Speaking at an International Energy Agency (IEA) event in Paris, Kwasi Kwarteng said that the COP26 climate negotiations would be the “top international priority” for his government despite it occurring just weeks before the Brexit negotiation period is due to expire.
“We can’t guarantee success,” Kwarteng told country and industry representatives at the IEA.
“What I can commit to is that this is absolutely our number one priority as a government.
“I’m confident it will be a success because we really can’t afford it to be a failure, not just on a global level. It’s also on a national level given where we are with Brexit and other issues,” Kwarteng added.
The COP26 talks in November are the final negotiating session before the landmark 2015 Paris climate deal goes into effect.
The accord saw nations pledge to limit global temperature rises to “well-below” two degrees Celsius (3.6 Fahrenheit) and to work towards a safer cap of 1.5C.
To do so greenhouse gas emissions need to fall sharply — 7.6 percent annually by 2030, according to the latest United Nations estimate.
The IEA said Tuesday that emissions from energy, which account for the majority of manmade carbon pollution, had flatlined in 2019 after two successive annual increases.
“2019 is potentially an inflexion point but we have to work very hard to ensure it represents a peak number and not simply a staging post to even more emissions,” said Kwarteng.

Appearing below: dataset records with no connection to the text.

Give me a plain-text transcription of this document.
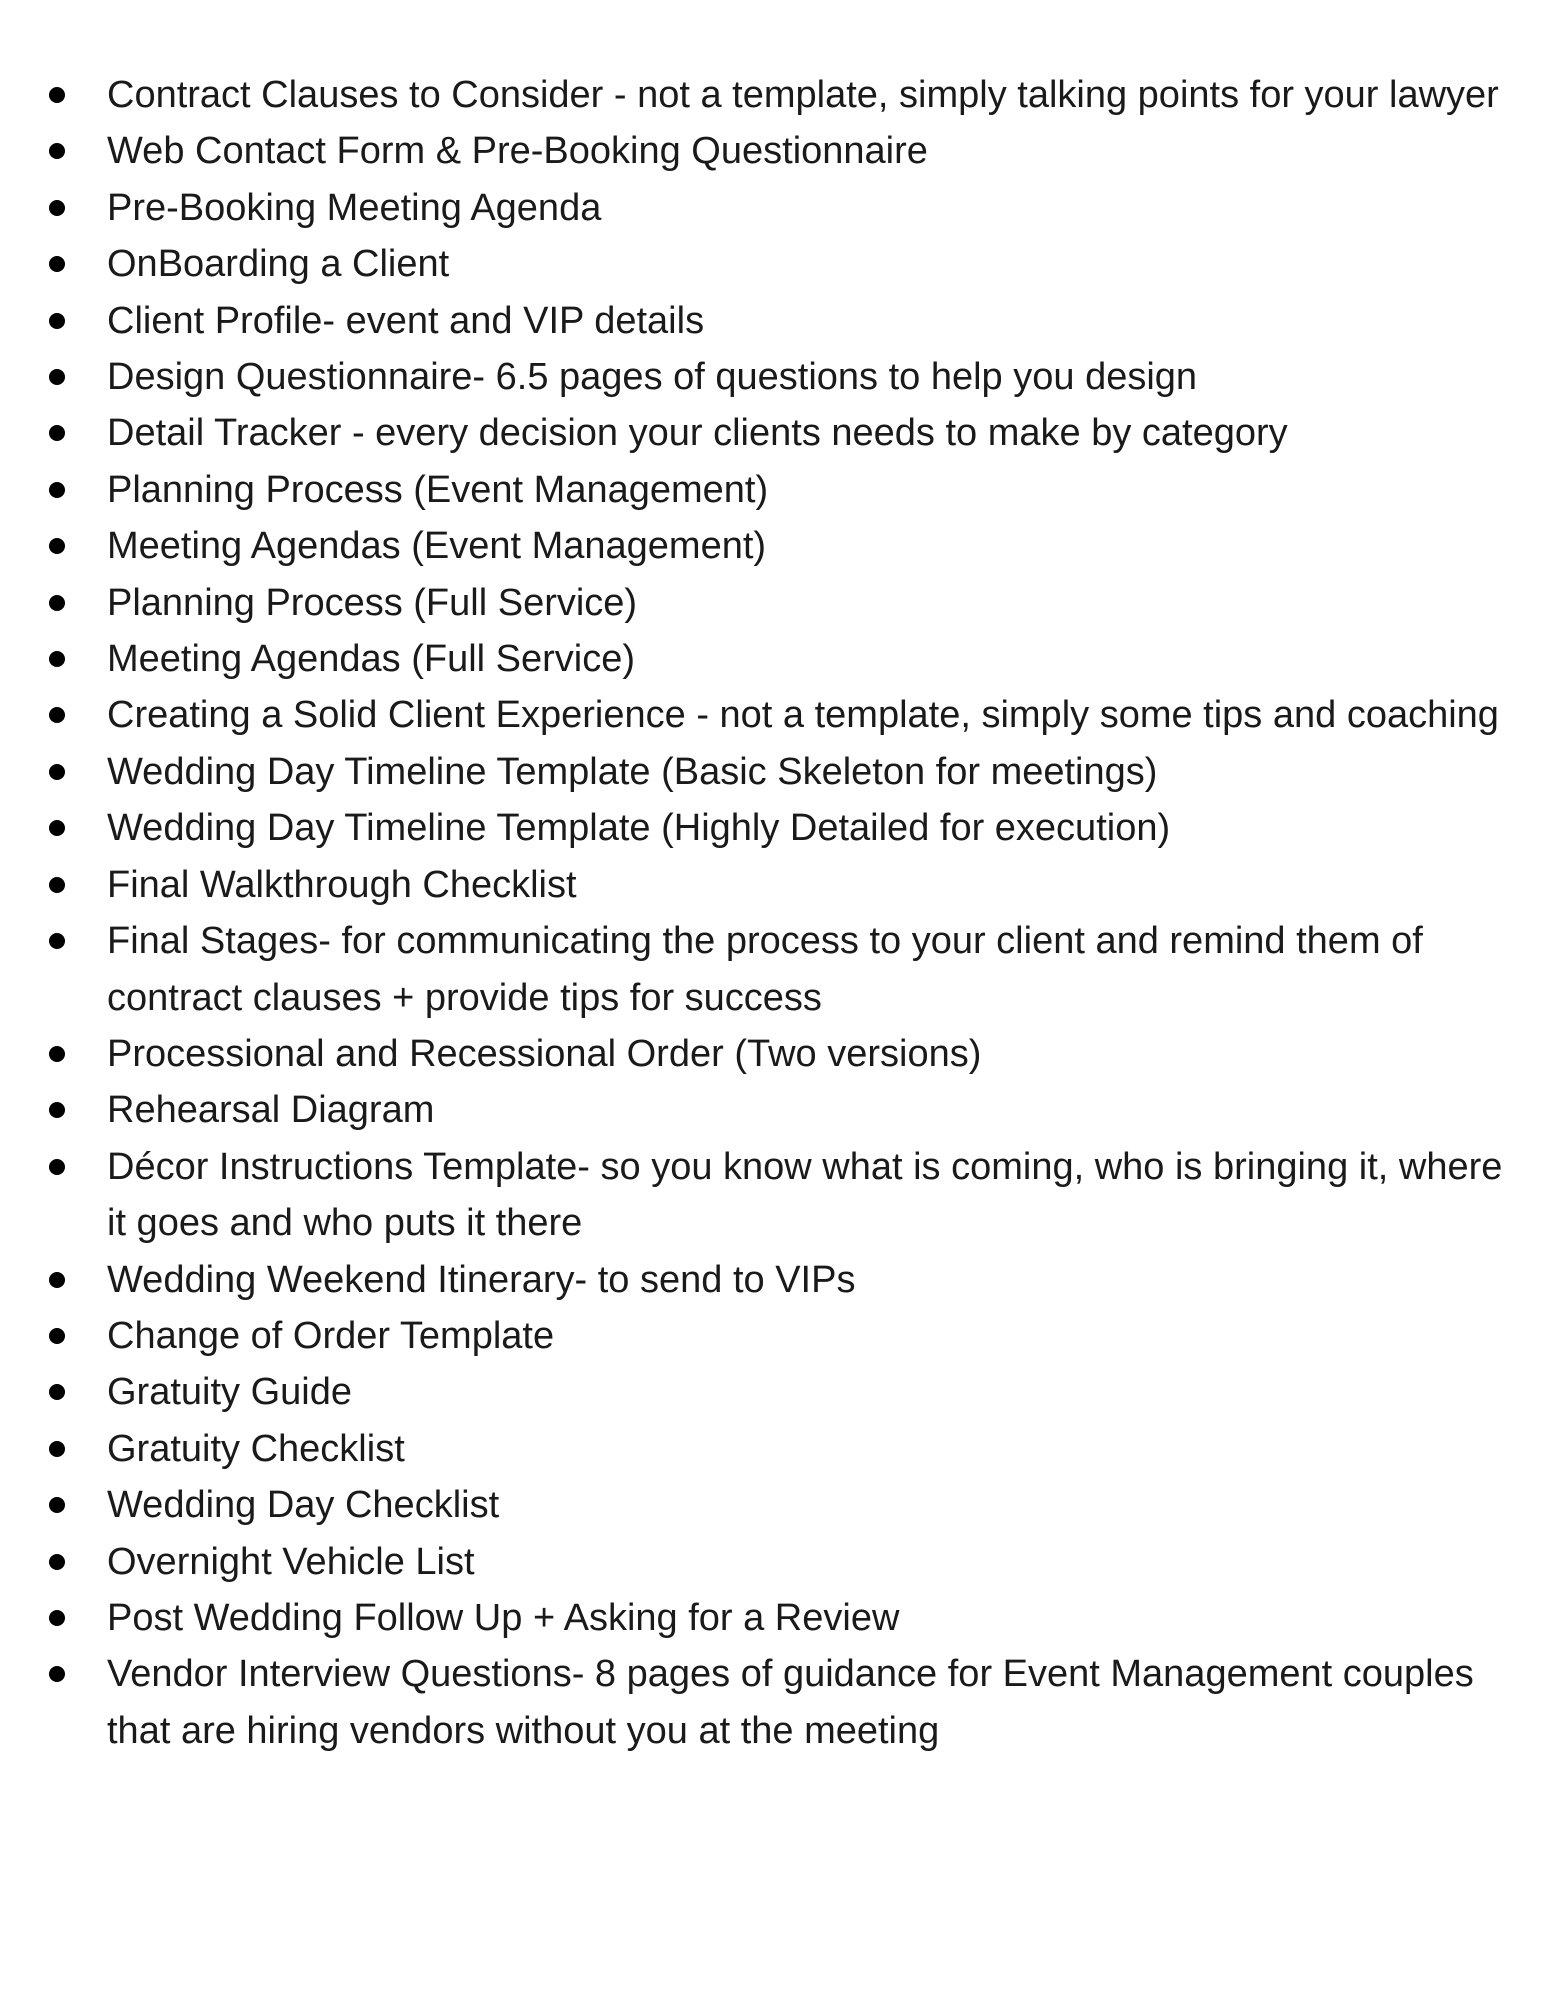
Contract Clauses to Consider - not a template, simply talking points for your lawyer
Web Contact Form & Pre-Booking Questionnaire
Pre-Booking Meeting Agenda
OnBoarding a Client
Client Profile- event and VIP details
Design Questionnaire- 6.5 pages of questions to help you design
Detail Tracker - every decision your clients needs to make by category
Planning Process (Event Management)
Meeting Agendas (Event Management)
Planning Process (Full Service)
Meeting Agendas (Full Service)
Creating a Solid Client Experience - not a template, simply some tips and coaching
Wedding Day Timeline Template (Basic Skeleton for meetings)
Wedding Day Timeline Template (Highly Detailed for execution)
Final Walkthrough Checklist
Final Stages- for communicating the process to your client and remind them of contract clauses + provide tips for success
Processional and Recessional Order (Two versions)
Rehearsal Diagram
Décor Instructions Template- so you know what is coming, who is bringing it, where it goes and who puts it there
Wedding Weekend Itinerary- to send to VIPs
Change of Order Template
Gratuity Guide
Gratuity Checklist
Wedding Day Checklist
Overnight Vehicle List
Post Wedding Follow Up + Asking for a Review
Vendor Interview Questions- 8 pages of guidance for Event Management couples that are hiring vendors without you at the meeting
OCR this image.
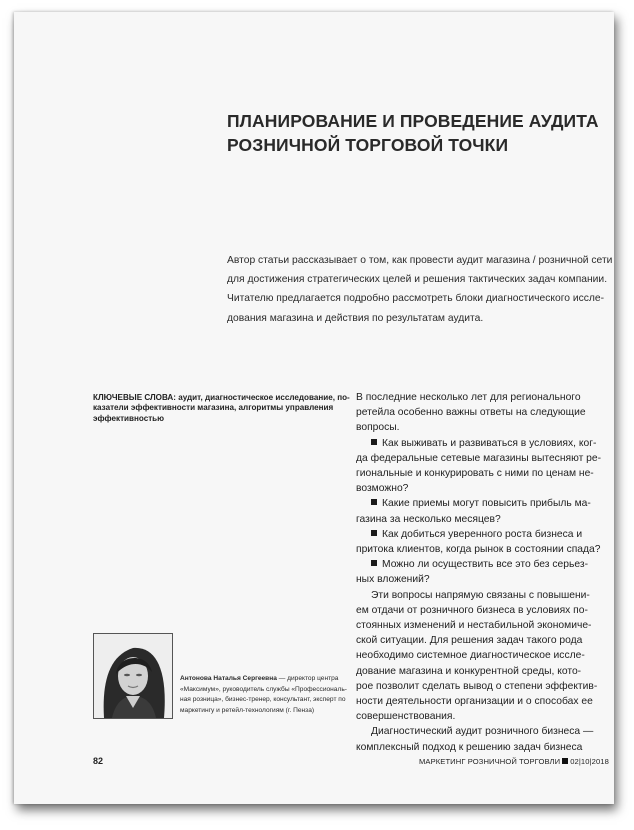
ПЛАНИРОВАНИЕ И ПРОВЕДЕНИЕ АУДИТА
РОЗНИЧНОЙ ТОРГОВОЙ ТОЧКИ
Автор статьи рассказывает о том, как провести аудит магазина / розничной сети
для достижения стратегических целей и решения тактических задач компании.
Читателю предлагается подробно рассмотреть блоки диагностического иссле-
дования магазина и действия по результатам аудита.
КЛЮЧЕВЫЕ СЛОВА: аудит, диагностическое исследование, по-
казатели эффективности магазина, алгоритмы управления
эффективностью
В последние несколько лет для регионального
ретейла особенно важны ответы на следующие
вопросы.
Как выживать и развиваться в условиях, ког-
да федеральные сетевые магазины вытесняют ре-
гиональные и конкурировать с ними по ценам не-
возможно?
Какие приемы могут повысить прибыль ма-
газина за несколько месяцев?
Как добиться уверенного роста бизнеса и
притока клиентов, когда рынок в состоянии спада?
Можно ли осуществить все это без серьез-
ных вложений?
Эти вопросы напрямую связаны с повышени-
ем отдачи от розничного бизнеса в условиях по-
стоянных изменений и нестабильной экономиче-
ской ситуации. Для решения задач такого рода
необходимо системное диагностическое иссле-
дование магазина и конкурентной среды, кото-
рое позволит сделать вывод о степени эффектив-
ности деятельности организации и о способах ее
совершенствования.
Диагностический аудит розничного бизнеса —
комплексный подход к решению задач бизнеса
Антонова Наталья Сергеевна — директор центра
«Максимум», руководитель службы «Профессиональ-
ная розница», бизнес-тренер, консультант, эксперт по
маркетингу и ретейл-технологиям (г. Пенза)
82	МАРКЕТИНГ РОЗНИЧНОЙ ТОРГОВЛИ 02|10|2018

He was speaking several days after Britain’s original choice for COP26 president, former energy minister Claire O’Neill, was removed from the role.
She responded with scathing criticism of Prime Minister Boris Johnson and his cabinet’s handling of preparations.
In a letter to Johnson leaked to the Financial Times, she warned: “We are miles off track.
“You promised to ‘lead from the front’ and asked me what was needed ‘money, people, just tell us!’. Sadly, these promises and offers are not close to being met.”
O’Neill said that a COP26 planning sub-committee had not met once in the months since she was appointed, and told the BBC she believed Johnson “really doesn’t understand” climate change.
With just 1C of warming above pre-industrial levels so far, the world is already experiencing record heatwaves, wildfires and storm surges made worse by rising seas.
The COP26 in Glasgow is the last chance for countries to accelerate their plans for voluntary emissions cuts. Current pledges have Earth on course to warm more than 3C by 2100.